A scene in an Indiana Jones movie has Harrison Ford sinking in quicksand up to his neck. He’s rescued by a friend who pitches a long snake to him for a tow line. It works . The plot continues.
But then, it’s a movie when anything can happen. My literature prof in college would refer to it as calling for a “suspension of disbelief.”

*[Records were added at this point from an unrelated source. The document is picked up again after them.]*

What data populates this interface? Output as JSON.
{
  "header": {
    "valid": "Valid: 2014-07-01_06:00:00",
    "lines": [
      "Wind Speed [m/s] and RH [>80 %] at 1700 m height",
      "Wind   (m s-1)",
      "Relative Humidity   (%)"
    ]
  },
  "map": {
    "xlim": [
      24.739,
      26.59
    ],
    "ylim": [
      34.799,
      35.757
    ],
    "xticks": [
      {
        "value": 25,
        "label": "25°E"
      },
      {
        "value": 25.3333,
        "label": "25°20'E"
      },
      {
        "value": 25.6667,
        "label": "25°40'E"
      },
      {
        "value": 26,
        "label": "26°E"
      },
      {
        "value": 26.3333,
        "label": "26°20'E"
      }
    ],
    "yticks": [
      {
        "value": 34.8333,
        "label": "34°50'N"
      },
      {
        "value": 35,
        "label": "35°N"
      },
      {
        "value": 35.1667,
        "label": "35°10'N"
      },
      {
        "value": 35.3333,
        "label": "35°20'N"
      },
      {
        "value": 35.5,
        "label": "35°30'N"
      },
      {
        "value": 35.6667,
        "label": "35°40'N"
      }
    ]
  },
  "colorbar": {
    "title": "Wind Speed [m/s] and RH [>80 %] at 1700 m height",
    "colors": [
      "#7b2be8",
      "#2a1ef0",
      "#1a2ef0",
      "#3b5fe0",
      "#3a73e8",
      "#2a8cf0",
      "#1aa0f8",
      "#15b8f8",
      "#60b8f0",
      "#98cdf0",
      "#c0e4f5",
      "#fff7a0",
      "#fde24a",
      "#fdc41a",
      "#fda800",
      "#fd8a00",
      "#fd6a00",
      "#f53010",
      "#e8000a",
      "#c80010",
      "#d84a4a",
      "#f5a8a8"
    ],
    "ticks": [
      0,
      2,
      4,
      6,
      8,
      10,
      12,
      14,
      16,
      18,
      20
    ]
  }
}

The scene is revived in my memory every time Sean Spicer chugs up to the microphone at a press briefing . Did he bring along another symbolic snake to yank his boss from the quicksand of the Trump administration? I close my eyes and there it is. In one of the few times in my life I am pulling for the serpent to win the struggle.
* * * * *
The Beacon Journal noted editorially that Rep. Jim Renacci, the wealthy Republican from Wadsworth, was among the members of the House Ways and Means Committee that voted down a proposed amendment aimed at disclosing a president’s tax returns. Renacci, a Trump surrogate and possible candidate for Ohio governor in 2018, sniffed that calls to force Trump to reveal his own tax returns, were nothing more than “pure political posturing” by Democrats.
From what I know about posture, Renacci’s is stooped down to his knees to the new president. Can tax cuts benefiting the superrich explain the Trump-Renacci axis? Read the label.